On the left is placebo, in the middle asenapine, and on the right the active control olanzapine, and the patient population is divided into quintiles based on the severity of the episode.

The reviewer is looking to see if there is difference in drug response depending on how sick the patient is. This is a reasonable thought because 1. it used to be that antipsychotics were only used in mania when a manic episode was so severe that there were psychotic symptoms and an antipsychotic was used to control them. 2. In other psychiatric diseases such as depression and schizophrenia where there are lots of negative and failed studies the probability of a successful study increases if you use sicker patients.

It appears the reviewer uses a local minimizaiton regression or LOESS fit to plot the lines. This is extremely powerful as it shows how the average of the response data changes continuously over time.

For the drugs the final score at the end of 3 weeks is always around 10, and as the patients get sicker the steepness of the slopes increase. Where as for placebo the final score at 3 weeks gets progressively higher as the initial severity increases and the slope of the response stays around the same.

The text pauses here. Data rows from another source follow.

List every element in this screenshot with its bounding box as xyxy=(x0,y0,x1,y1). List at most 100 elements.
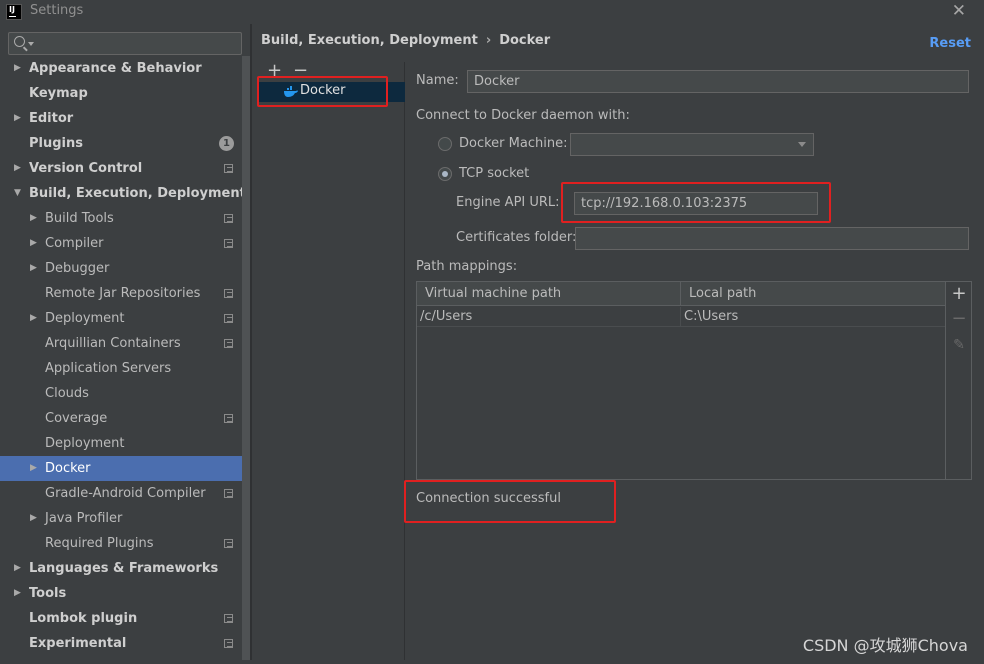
chevron-right-icon[interactable]: ▶ xyxy=(30,206,37,231)
project-settings-icon xyxy=(224,164,233,173)
sidebar-item[interactable]: Deployment xyxy=(0,431,242,456)
close-icon[interactable]: ✕ xyxy=(952,1,966,21)
name-field[interactable]: Docker xyxy=(467,70,969,93)
tcp-socket-label: TCP socket xyxy=(459,166,530,181)
docker-server-item[interactable]: Docker xyxy=(258,82,405,102)
sidebar-item-label: Coverage xyxy=(45,411,108,426)
settings-sidebar: ▶ Appearance & Behavior Keymap ▶ Editor Plugi… xyxy=(0,24,250,660)
sidebar-item-label: Keymap xyxy=(29,86,88,101)
sidebar-item[interactable]: ▶ Java Profiler xyxy=(0,506,242,531)
add-server-button[interactable]: + xyxy=(267,62,282,80)
connection-status: Connection successful xyxy=(416,491,561,506)
sidebar-item-label: Tools xyxy=(29,586,67,601)
sidebar-item[interactable]: Gradle-Android Compiler xyxy=(0,481,242,506)
remove-server-button[interactable]: − xyxy=(293,62,308,80)
docker-machine-radio[interactable] xyxy=(438,137,452,151)
docker-machine-combo[interactable] xyxy=(570,133,814,156)
settings-content: Build, Execution, Deployment › Docker Rese… xyxy=(252,24,984,660)
chevron-right-icon[interactable]: ▶ xyxy=(30,456,37,481)
breadcrumb-current: Docker xyxy=(499,33,551,48)
virtual-path-cell[interactable]: /c/Users xyxy=(417,307,681,327)
sidebar-item[interactable]: Application Servers xyxy=(0,356,242,381)
sidebar-item-label: Clouds xyxy=(45,386,89,401)
sidebar-item[interactable]: Coverage xyxy=(0,406,242,431)
chevron-right-icon[interactable]: ▶ xyxy=(14,581,21,606)
add-mapping-button[interactable]: + xyxy=(946,284,972,304)
sidebar-item[interactable]: ▶ Compiler xyxy=(0,231,242,256)
path-mappings-label: Path mappings: xyxy=(416,259,518,274)
chevron-right-icon[interactable]: ▶ xyxy=(14,56,21,81)
chevron-right-icon[interactable]: ▶ xyxy=(14,156,21,181)
sidebar-item[interactable]: ▶ Languages & Frameworks xyxy=(0,556,242,581)
settings-tree: ▶ Appearance & Behavior Keymap ▶ Editor Plugi… xyxy=(0,56,246,656)
table-row[interactable]: /c/Users C:\Users xyxy=(417,307,945,327)
search-input[interactable] xyxy=(37,33,237,54)
column-header-local-path[interactable]: Local path xyxy=(681,282,945,306)
sidebar-item[interactable]: Required Plugins xyxy=(0,531,242,556)
sidebar-item[interactable]: Remote Jar Repositories xyxy=(0,281,242,306)
project-settings-icon xyxy=(224,214,233,223)
sidebar-item[interactable]: ▶ Debugger xyxy=(0,256,242,281)
search-icon xyxy=(14,36,25,47)
project-settings-icon xyxy=(224,489,233,498)
sidebar-item-label: Experimental xyxy=(29,636,127,651)
reset-link[interactable]: Reset xyxy=(929,36,971,51)
settings-search-box[interactable] xyxy=(8,32,242,55)
chevron-right-icon[interactable]: ▶ xyxy=(30,256,37,281)
sidebar-item[interactable]: Clouds xyxy=(0,381,242,406)
update-count-badge: 1 xyxy=(219,136,234,151)
chevron-right-icon[interactable]: ▶ xyxy=(14,556,21,581)
sidebar-item-label: Lombok plugin xyxy=(29,611,138,626)
sidebar-scrollbar[interactable] xyxy=(242,56,250,660)
chevron-right-icon[interactable]: ▶ xyxy=(30,506,37,531)
engine-api-url-field[interactable]: tcp://192.168.0.103:2375 xyxy=(574,192,818,215)
project-settings-icon xyxy=(224,639,233,648)
sidebar-item-label: Editor xyxy=(29,111,74,126)
title-bar: IJ Settings ✕ xyxy=(0,0,984,24)
certificates-folder-label: Certificates folder: xyxy=(456,230,577,245)
search-history-dropdown-icon[interactable] xyxy=(28,42,34,46)
sidebar-item[interactable]: ▶ Version Control xyxy=(0,156,242,181)
local-path-cell[interactable]: C:\Users xyxy=(681,307,945,327)
connect-label: Connect to Docker daemon with: xyxy=(416,108,630,123)
sidebar-item-label: Gradle-Android Compiler xyxy=(45,486,206,501)
sidebar-item[interactable]: ▶ Appearance & Behavior xyxy=(0,56,242,81)
sidebar-item[interactable]: Lombok plugin xyxy=(0,606,242,631)
sidebar-item-label: Languages & Frameworks xyxy=(29,561,219,576)
sidebar-item-label: Plugins xyxy=(29,136,83,151)
chevron-right-icon[interactable]: ▶ xyxy=(14,106,21,131)
chevron-right-icon[interactable]: ▶ xyxy=(30,306,37,331)
docker-whale-icon xyxy=(284,86,298,97)
sidebar-item[interactable]: ▶ Docker xyxy=(0,456,242,481)
certificates-folder-field[interactable] xyxy=(575,227,969,250)
sidebar-item[interactable]: Plugins 1 xyxy=(0,131,242,156)
sidebar-item[interactable]: Arquillian Containers xyxy=(0,331,242,356)
tcp-socket-radio[interactable] xyxy=(438,167,452,181)
sidebar-item[interactable]: Experimental xyxy=(0,631,242,656)
project-settings-icon xyxy=(224,339,233,348)
sidebar-item-label: Compiler xyxy=(45,236,104,251)
watermark-text: CSDN @攻城狮Chova xyxy=(802,636,968,655)
chevron-down-icon[interactable] xyxy=(798,142,806,147)
edit-mapping-icon[interactable]: ✎ xyxy=(946,335,972,355)
project-settings-icon xyxy=(224,239,233,248)
sidebar-item[interactable]: ▶ Tools xyxy=(0,581,242,606)
sidebar-item-label: Required Plugins xyxy=(45,536,154,551)
remove-mapping-button[interactable]: − xyxy=(946,309,972,329)
chevron-down-icon[interactable]: ▼ xyxy=(14,181,21,206)
sidebar-item[interactable]: ▶ Editor xyxy=(0,106,242,131)
sidebar-item[interactable]: ▶ Build Tools xyxy=(0,206,242,231)
chevron-right-icon[interactable]: ▶ xyxy=(30,231,37,256)
sidebar-item[interactable]: ▼ Build, Execution, Deployment xyxy=(0,181,246,206)
sidebar-item-label: Appearance & Behavior xyxy=(29,61,202,76)
sidebar-item[interactable]: Keymap xyxy=(0,81,242,106)
docker-server-list-pane: + − Docker xyxy=(252,62,405,660)
window-title: Settings xyxy=(30,3,84,18)
sidebar-item-label: Build, Execution, Deployment xyxy=(29,186,246,201)
sidebar-item-label: Version Control xyxy=(29,161,143,176)
docker-machine-label: Docker Machine: xyxy=(459,136,568,151)
intellij-app-icon: IJ xyxy=(6,4,22,20)
column-header-virtual-path[interactable]: Virtual machine path xyxy=(417,282,681,306)
sidebar-item[interactable]: ▶ Deployment xyxy=(0,306,242,331)
sidebar-item-label: Docker xyxy=(45,461,91,476)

Lastly you can see that the in 2 lowest quintiles of disease severity there's little difference from the response to placebo as compared with the response to drug.

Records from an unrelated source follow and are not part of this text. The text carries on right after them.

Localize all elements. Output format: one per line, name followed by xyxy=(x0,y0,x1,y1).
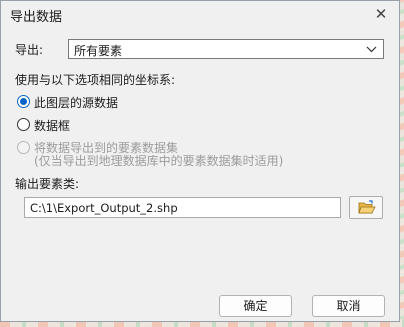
output-path-field[interactable]: C:\1\Export_Output_2.shp xyxy=(24,197,341,218)
ok-button[interactable]: 确定 xyxy=(219,295,292,317)
chevron-down-icon xyxy=(366,41,377,60)
output-path-value: C:\1\Export_Output_2.shp xyxy=(30,201,178,215)
radio-feature-dataset xyxy=(17,141,30,154)
dialog-title: 导出数据 xyxy=(10,10,63,25)
radio-data-frame[interactable] xyxy=(17,118,30,131)
export-label: 导出: xyxy=(15,43,44,57)
close-icon[interactable]: ✕ xyxy=(370,4,392,24)
output-feature-class-label: 输出要素类: xyxy=(15,177,80,191)
export-select-value: 所有要素 xyxy=(74,44,123,58)
coord-system-heading: 使用与以下选项相同的坐标系: xyxy=(15,73,176,87)
title-bar: 导出数据 ✕ xyxy=(1,1,399,29)
cancel-button[interactable]: 取消 xyxy=(312,295,385,317)
export-data-dialog: 导出数据 ✕ 导出: 所有要素 使用与以下选项相同的坐标系: 此图层的源数据 数… xyxy=(0,0,400,322)
radio-data-frame-label: 数据框 xyxy=(34,119,71,133)
radio-layer-source[interactable] xyxy=(17,95,30,108)
radio-feature-dataset-note: (仅当导出到地理数据库中的要素数据集时适用) xyxy=(34,154,284,168)
export-select[interactable]: 所有要素 xyxy=(68,39,384,59)
open-folder-icon xyxy=(358,200,376,218)
radio-layer-source-label: 此图层的源数据 xyxy=(34,96,119,110)
browse-button[interactable] xyxy=(349,196,383,219)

However in the 3 highest quintiles of disease severity the patients on placebo progress from the high end of hypomania, to barely manic, to solidly manic. Meaning that there is some change from their baseline possibly due to hospitalization but most can't really be released from the hospital. Whereas with drug many patients who were severely ill to begin with can be released.

So looks like drugs work but only in the most severely ill patients. Less severely ill they don't (even though the drugs are approved for them) and since these drugs kill it's not worth it to use them.

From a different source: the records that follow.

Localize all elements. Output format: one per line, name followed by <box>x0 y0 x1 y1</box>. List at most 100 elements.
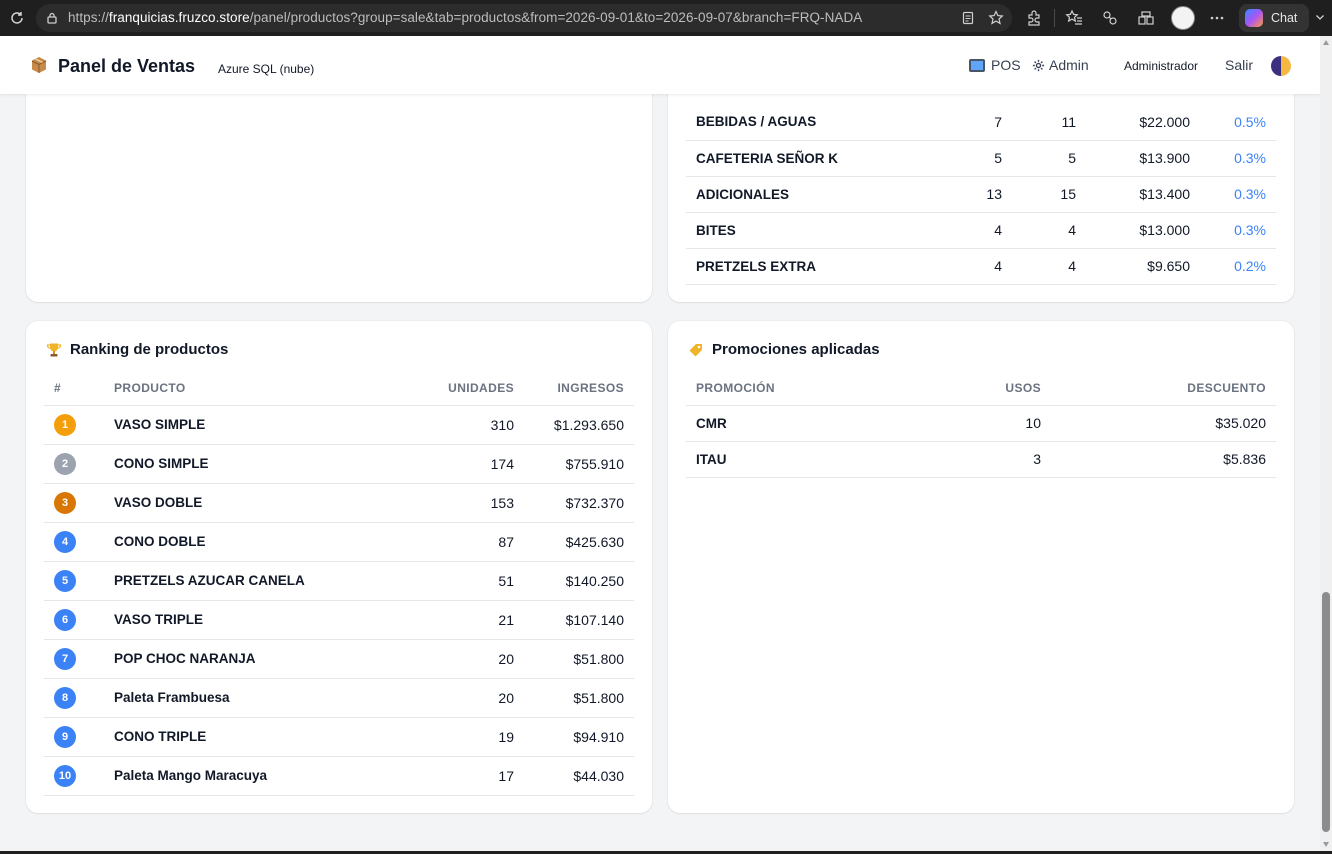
ranking-table-body: 1 VASO SIMPLE 310 $1.293.650 2 CONO SIMPLE 174… <box>44 405 634 796</box>
more-menu-icon[interactable] <box>1207 8 1227 28</box>
ranking-row: 6 VASO TRIPLE 21 $107.140 <box>44 600 634 640</box>
category-name: CAFETERIA SEÑOR K <box>686 140 936 177</box>
product-revenue: $51.800 <box>514 639 634 679</box>
product-units: 87 <box>414 522 514 562</box>
category-count-a: 7 <box>936 104 1002 141</box>
product-units: 174 <box>414 444 514 484</box>
url-scheme: https:// <box>68 10 109 25</box>
profile-avatar[interactable] <box>1171 6 1195 30</box>
ranking-header-row: # PRODUCTO UNIDADES INGRESOS <box>44 371 634 406</box>
col-header-product: PRODUCTO <box>114 371 414 406</box>
product-name: Paleta Mango Maracuya <box>114 756 414 796</box>
promotions-card: Promociones aplicadas PROMOCIÓN USOS DES… <box>668 321 1294 813</box>
rank-cell: 7 <box>44 639 114 679</box>
database-label: Azure SQL (nube) <box>218 62 315 76</box>
favorites-icon[interactable] <box>1064 8 1084 28</box>
nav-admin-label: Admin <box>1049 57 1089 73</box>
vertical-scrollbar[interactable] <box>1320 36 1332 851</box>
rank-badge: 8 <box>54 686 76 709</box>
category-name: PRETZELS EXTRA <box>686 248 936 285</box>
trophy-icon <box>46 342 62 358</box>
category-total: $9.650 <box>1076 248 1190 285</box>
nav-admin-link[interactable]: Admin <box>1032 57 1089 73</box>
category-row: BEBIDAS / AGUAS 7 11 $22.000 0.5% <box>686 104 1276 141</box>
category-percent: 0.2% <box>1190 248 1276 285</box>
reader-mode-icon[interactable] <box>960 10 976 26</box>
category-count-a: 13 <box>936 176 1002 213</box>
category-count-a: 4 <box>936 248 1002 285</box>
product-revenue: $425.630 <box>514 522 634 562</box>
category-name: BEBIDAS / AGUAS <box>686 104 936 141</box>
col-header-promo: PROMOCIÓN <box>686 371 886 406</box>
product-name: PRETZELS AZUCAR CANELA <box>114 561 414 601</box>
category-row: BITES 4 4 $13.000 0.3% <box>686 212 1276 249</box>
product-revenue: $755.910 <box>514 444 634 484</box>
category-count-a: 4 <box>936 212 1002 249</box>
rank-badge: 9 <box>54 725 76 748</box>
promotion-discount: $35.020 <box>1041 405 1276 442</box>
promotion-uses: 3 <box>886 441 1041 478</box>
product-units: 20 <box>414 639 514 679</box>
ranking-title-text: Ranking de productos <box>70 341 229 358</box>
address-bar[interactable]: https://franquicias.fruzco.store/panel/p… <box>36 4 1012 32</box>
gear-icon <box>1032 59 1045 72</box>
category-count-b: 15 <box>1002 176 1076 213</box>
favorite-star-icon[interactable] <box>988 10 1004 26</box>
copilot-chat-button[interactable]: Chat <box>1239 4 1309 32</box>
package-icon <box>30 56 48 74</box>
product-name: POP CHOC NARANJA <box>114 639 414 679</box>
chat-label: Chat <box>1271 11 1298 25</box>
ranking-row: 4 CONO DOBLE 87 $425.630 <box>44 522 634 562</box>
product-name: CONO SIMPLE <box>114 444 414 484</box>
col-header-revenue: INGRESOS <box>514 371 634 406</box>
url-text[interactable]: https://franquicias.fruzco.store/panel/p… <box>68 10 862 25</box>
product-revenue: $51.800 <box>514 678 634 718</box>
scroll-down-arrow[interactable] <box>1323 842 1329 847</box>
category-name: ADICIONALES <box>686 176 936 213</box>
product-revenue: $107.140 <box>514 600 634 640</box>
rank-cell: 8 <box>44 678 114 718</box>
category-percent: 0.5% <box>1190 104 1276 141</box>
product-name: Paleta Frambuesa <box>114 678 414 718</box>
lock-icon[interactable] <box>44 10 60 26</box>
logout-link[interactable]: Salir <box>1225 57 1253 73</box>
col-header-rank: # <box>44 371 114 406</box>
product-name: VASO TRIPLE <box>114 600 414 640</box>
ranking-row: 1 VASO SIMPLE 310 $1.293.650 <box>44 405 634 445</box>
product-revenue: $44.030 <box>514 756 634 796</box>
extensions-icon[interactable] <box>1024 8 1044 28</box>
ranking-card: Ranking de productos # PRODUCTO UNIDADES… <box>26 321 652 813</box>
computer-icon <box>969 58 985 72</box>
category-row: PRETZELS EXTRA 4 4 $9.650 0.2% <box>686 248 1276 285</box>
col-header-units: UNIDADES <box>414 371 514 406</box>
ranking-row: 2 CONO SIMPLE 174 $755.910 <box>44 444 634 484</box>
rank-badge: 3 <box>54 491 76 514</box>
product-units: 51 <box>414 561 514 601</box>
apps-icon[interactable] <box>1136 8 1156 28</box>
nav-pos-link[interactable]: POS <box>969 57 1021 73</box>
category-percent: 0.3% <box>1190 212 1276 249</box>
promotions-title-text: Promociones aplicadas <box>712 341 880 358</box>
url-path: /panel/productos?group=sale&tab=producto… <box>249 10 863 25</box>
promotions-table: PROMOCIÓN USOS DESCUENTO CMR 10 $35.020 ITA… <box>686 371 1276 478</box>
col-header-discount: DESCUENTO <box>1041 371 1276 406</box>
copilot-icon <box>1245 9 1263 27</box>
promotion-uses: 10 <box>886 405 1041 442</box>
reload-icon[interactable] <box>6 7 28 29</box>
product-name: VASO SIMPLE <box>114 405 414 445</box>
rank-cell: 1 <box>44 405 114 445</box>
rank-badge: 1 <box>54 413 76 436</box>
rank-cell: 6 <box>44 600 114 640</box>
rank-badge: 2 <box>54 452 76 475</box>
category-total: $13.400 <box>1076 176 1190 213</box>
url-host: franquicias.fruzco.store <box>108 10 250 25</box>
chevron-down-icon[interactable] <box>1313 10 1327 24</box>
category-percent: 0.3% <box>1190 176 1276 213</box>
scrollbar-thumb[interactable] <box>1322 592 1330 832</box>
ranking-title: Ranking de productos <box>46 341 228 358</box>
theme-toggle-icon[interactable] <box>1271 56 1291 76</box>
category-row: CAFETERIA SEÑOR K 5 5 $13.900 0.3% <box>686 140 1276 177</box>
scroll-up-arrow[interactable] <box>1323 40 1329 45</box>
rank-cell: 3 <box>44 483 114 523</box>
collections-icon[interactable] <box>1100 8 1120 28</box>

Even more importantly 90% of use in kids is inappropriate and there's a push to prescribe as soon as possible mild symptoms occur to prevent development of mania later in life. Meaning 1 - 2 decades of treatment before they would really get sick enough to be used when you know the drugs work. Since these are expensive drugs ($500/month) and since they kill (>1%/yr) or maim even more frequently, (e.g. tardive dyskinesia 10% - 15% after a few years). It doesn't look like something we should do suggesting this should be looked into further and we should stop altogether with these recommendations for prophylaxis and be absolutely sure about diagnosis first especially in kids and adolescents where other psychiatric illnesses such as ADHD can be mistaken for mania. Especially since some KOLs funded by drug companies are pushing the mania diagnosis in kids (especially by general pediatricians) who have ADHD and are episodcially irritable. Which sounds like severe ADHD to me and possibly prodromal for Depression (MDD) and anxiety disorder which can be treated with less toxic drugs and therapy.

So if the reviewer is right about a phen-fen effect/ Considering the changes in the law for parity for mental illness in insurance plans. The government screening programs for mental illness in kids and pregnant women, and if we have a public option. Not only are we going to have an epidemic but we're going to break the bank on the deficit.

I wonder if this is what Sen. Grassley is thinking when he goes after all those academic psychiatrists.